Diritti umani delle persone transgender: la legge
La legge n.164/82 disciplina la riassegnazione di genere e la conseguente modifica del documento di identità. La legge, tuttavia, lascia spazio all’interpretazione, poiché non specifica se la correzione debba riguardare i tratti sessuali primari o secondari e se un trattamento farmacologico sia sufficiente o sia necessario un intervento chirurgico perché la modifica abbia luogo.
Con le sentenze della Corte costituzionale nel 2015 e 2017, la riassegnazione di genere è finalmente collocata al di fuori di un discorso medicalizzante.
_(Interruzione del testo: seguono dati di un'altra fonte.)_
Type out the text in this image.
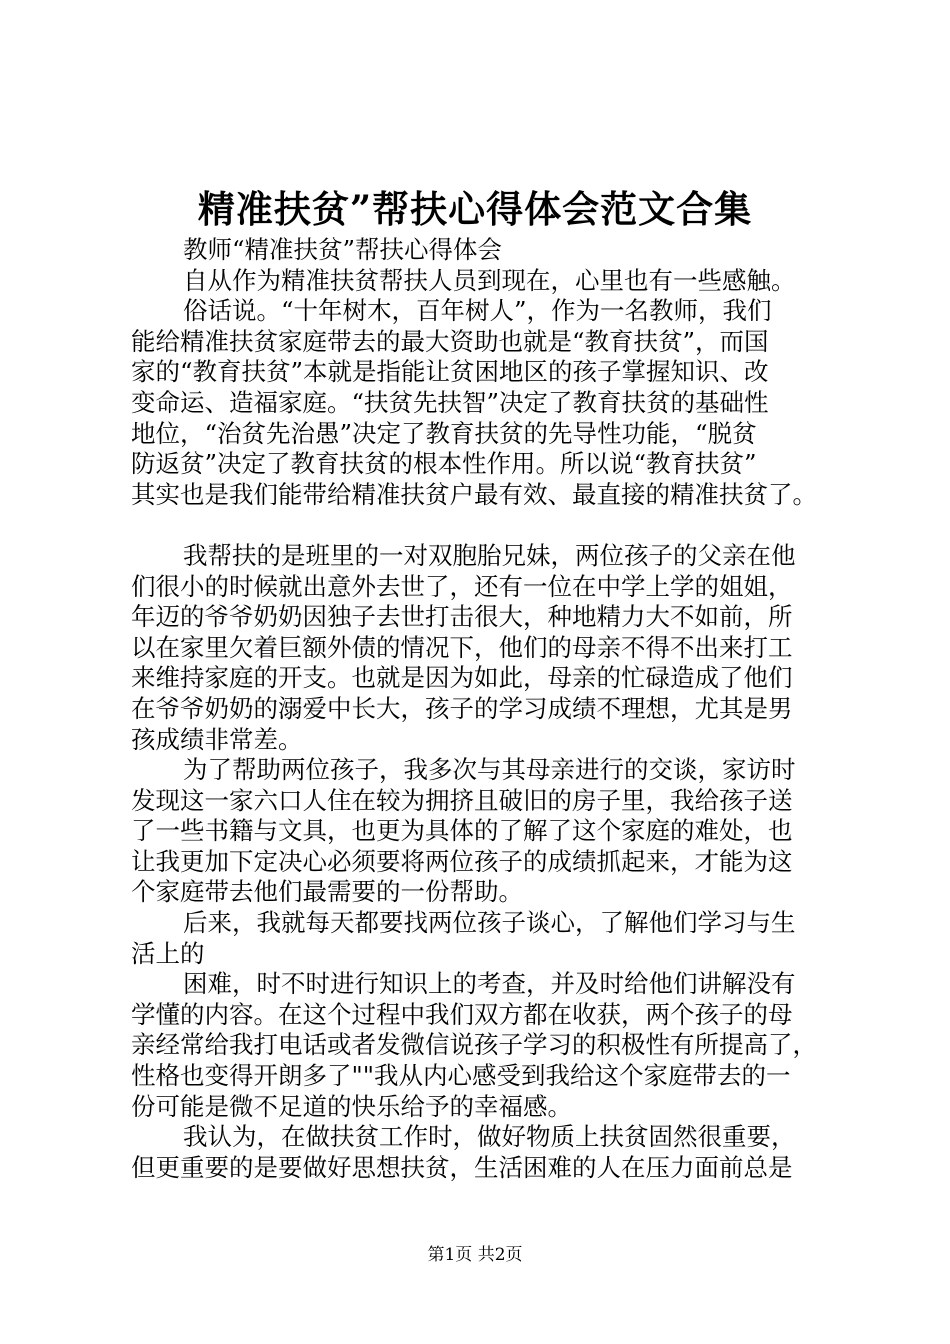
精准扶贫”帮扶心得体会范文合集

教师“精准扶贫”帮扶心得体会

自从作为精准扶贫帮扶人员到现在，心里也有一些感触。

俗话说。“十年树木，百年树人”，作为一名教师，我们

能给精准扶贫家庭带去的最大资助也就是“教育扶贫”，而国

家的“教育扶贫”本就是指能让贫困地区的孩子掌握知识、改

变命运、造福家庭。“扶贫先扶智”决定了教育扶贫的基础性

地位，“治贫先治愚”决定了教育扶贫的先导性功能，“脱贫

防返贫”决定了教育扶贫的根本性作用。所以说“教育扶贫”

其实也是我们能带给精准扶贫户最有效、最直接的精准扶贫了。

我帮扶的是班里的一对双胞胎兄妹，两位孩子的父亲在他

们很小的时候就出意外去世了，还有一位在中学上学的姐姐，

年迈的爷爷奶奶因独子去世打击很大，种地精力大不如前，所

以在家里欠着巨额外债的情况下，他们的母亲不得不出来打工

来维持家庭的开支。也就是因为如此，母亲的忙碌造成了他们

在爷爷奶奶的溺爱中长大，孩子的学习成绩不理想，尤其是男

孩成绩非常差。

为了帮助两位孩子，我多次与其母亲进行的交谈，家访时

发现这一家六口人住在较为拥挤且破旧的房子里，我给孩子送

了一些书籍与文具，也更为具体的了解了这个家庭的难处，也

让我更加下定决心必须要将两位孩子的成绩抓起来，才能为这

个家庭带去他们最需要的一份帮助。

后来，我就每天都要找两位孩子谈心，了解他们学习与生

活上的

困难，时不时进行知识上的考查，并及时给他们讲解没有

学懂的内容。在这个过程中我们双方都在收获，两个孩子的母

亲经常给我打电话或者发微信说孩子学习的积极性有所提高了，

性格也变得开朗多了""我从内心感受到我给这个家庭带去的一

份可能是微不足道的快乐给予的幸福感。

我认为，在做扶贫工作时，做好物质上扶贫固然很重要，

但更重要的是要做好思想扶贫，生活困难的人在压力面前总是

第1页 共2页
Le due decisioni giudiziarie stabiliscono che la chirurgia non è una condizione necessaria per la riassegnazione di genere. Tuttavia, la Corte specifica che il giudice ha il compito «di accertare la natura e l’estensione delle modifiche apportate alle caratteristiche sessuali, che contribuiscono a determinare l’identità personale e di genere«
Questo stato di cose determina difficoltà nell’ottenere un lavoro o, solo per fare alcuni esempi, firmare contratti di locazione. Costituisce anche una violazione della privacy ogni volta che diventa necessario mostrare un documento che non corrisponde all’aspetto del suo portatore. Poiché il sesso è anche indicato nel codice fiscale italiano, una semplice modifica del nome di nascita non è sufficiente per proteggere la privacy dell’individuo.
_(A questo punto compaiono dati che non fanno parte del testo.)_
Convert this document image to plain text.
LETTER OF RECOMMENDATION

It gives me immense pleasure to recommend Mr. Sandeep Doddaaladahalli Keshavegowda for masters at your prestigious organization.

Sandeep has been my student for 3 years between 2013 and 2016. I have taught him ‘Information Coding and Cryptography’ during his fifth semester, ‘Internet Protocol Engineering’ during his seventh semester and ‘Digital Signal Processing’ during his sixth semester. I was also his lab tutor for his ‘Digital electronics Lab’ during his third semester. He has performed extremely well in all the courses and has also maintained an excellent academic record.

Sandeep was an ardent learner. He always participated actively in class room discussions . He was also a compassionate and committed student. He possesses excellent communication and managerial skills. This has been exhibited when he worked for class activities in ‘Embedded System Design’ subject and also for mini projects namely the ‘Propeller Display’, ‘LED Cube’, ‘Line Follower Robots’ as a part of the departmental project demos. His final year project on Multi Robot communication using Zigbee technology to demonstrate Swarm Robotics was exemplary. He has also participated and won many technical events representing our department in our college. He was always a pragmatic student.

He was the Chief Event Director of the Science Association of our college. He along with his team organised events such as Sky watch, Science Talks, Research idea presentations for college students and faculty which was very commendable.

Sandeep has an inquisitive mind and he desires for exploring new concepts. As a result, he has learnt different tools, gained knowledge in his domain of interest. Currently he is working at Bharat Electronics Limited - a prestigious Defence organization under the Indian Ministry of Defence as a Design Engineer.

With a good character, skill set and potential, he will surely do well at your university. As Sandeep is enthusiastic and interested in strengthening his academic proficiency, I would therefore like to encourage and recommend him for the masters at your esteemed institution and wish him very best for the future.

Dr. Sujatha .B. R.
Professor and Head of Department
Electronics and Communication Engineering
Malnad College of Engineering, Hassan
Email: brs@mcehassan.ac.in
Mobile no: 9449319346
Cosa significa essere richiedenti asilo Lgbt
Una persona Lgbt ha il diritto alla protezione internazionale quando esiste una ragione ben fondata legata a persecuzioni nello Stato di origine o anche dalla famiglia o, in un senso più ampio, dalla comunità a cui appartiene. La persona Lgbt che è costretta a nascondere la sua identità di genere e l’orientamento sessuale ha quindi diritto all’asilo politico.
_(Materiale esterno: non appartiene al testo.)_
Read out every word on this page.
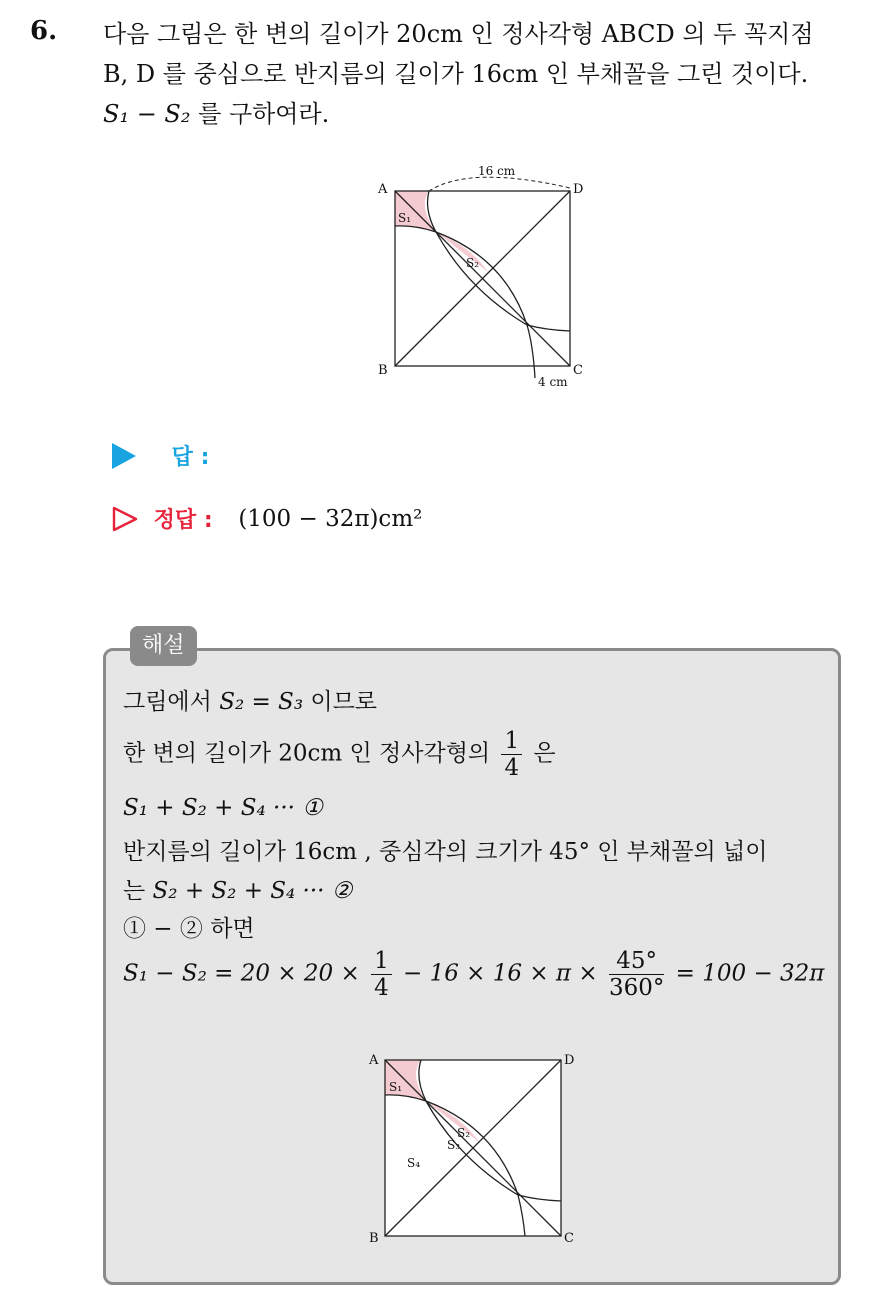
6. 다음 그림은 한 변의 길이가 20cm 인 정사각형 ABCD 의 두 꼭지점
B, D 를 중심으로 반지름의 길이가 16cm 인 부채꼴을 그린 것이다.
S₁ − S₂ 를 구하여라.
A
B	C
D
S₁
S₂
16 cm
4 cm
답 :
정답 : (100 − 32π)cm²
해설
그림에서 S₂ = S₃ 이므로
한 변의 길이가 20cm 인 정사각형의 $\frac{1}{4}$ 은
S₁ + S₂ + S₄ ··· ①
반지름의 길이가 16cm , 중심각의 크기가 45° 인 부채꼴의 넓이
는 S₂ + S₂ + S₄ ··· ②
① − ② 하면
$S_1 - S_2 = 20 \times 20 \times \frac{1}{4} - 16 \times 16 \times \pi \times \frac{45^\circ}{360^\circ} = 100 - 32\pi$
A
B	C
D
S₁
S₂
S₃
S₄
In Italia, tuttavia, esistono criticità nel riconoscere lo status di rifugiato alle persone che si dichiarano Lgbt. Criticità attribuibili, ad esempio, alla scarsa preparazione dei membri delle commissioni rispetto ai concetti di orientamento sessuale e identità di genere o all’atteggiamento negativo e pregiudizievole da parte dei membri del comitato.
«Queste criticità – si legge nel documento – sono esacerbate dalle nuove regole introdotte dal Decreto Sicurezza del 5 ottobre 2018. Il decreto, infatti, elimina i permessi di soggiorno per motivi umanitari, escludendo di fatto un’ampia fetta di richiedenti dalla possibilità di avere un soggiorno regolare riconosciuto in Italia. Ciò ha portato ad un’amplificazione del fenomeno delle false dichiarazioni relative al proprio orientamento sessuale e identità di genere».
Il fenomeno di cui parla il documento presentato all’Onu viene a volte sostenuto dagli stessi avvocati che invitano il richiedente a rivolgersi alle associazioni Lgbt come prova della propria identità o orientamento sessuale. Questo ha portato a un aumento delle richieste di riconoscimento della protezione internazionale per motivi di orientamento sessuale e identità di genere, ma anche un aumento dei dinieghi, a danno di coloro che hanno sofferto persecuzioni o rischio di persecuzione o sono stati espulsi, esclusi, emarginati dalle loro comunità e famiglie.
Ci sono criticità relative anche al sistema di accoglienza italiano, che non prevede ambienti e percorsi protetti per i migranti Lgbt, non riconoscendoli come categorie vulnerabili. Gli aspetti psicologici e sociali, determinati da una scarsa accettazione della propria identità sessuale, nonché dalla rottura dei legami familiari e di amicizia dovuti al proprio orientamento e identità di genere o alla paura che la propria identità sessuale venga scoperta nella struttura di accoglienza nella quale è stato inserito, infatti, non sono presi in considerazione.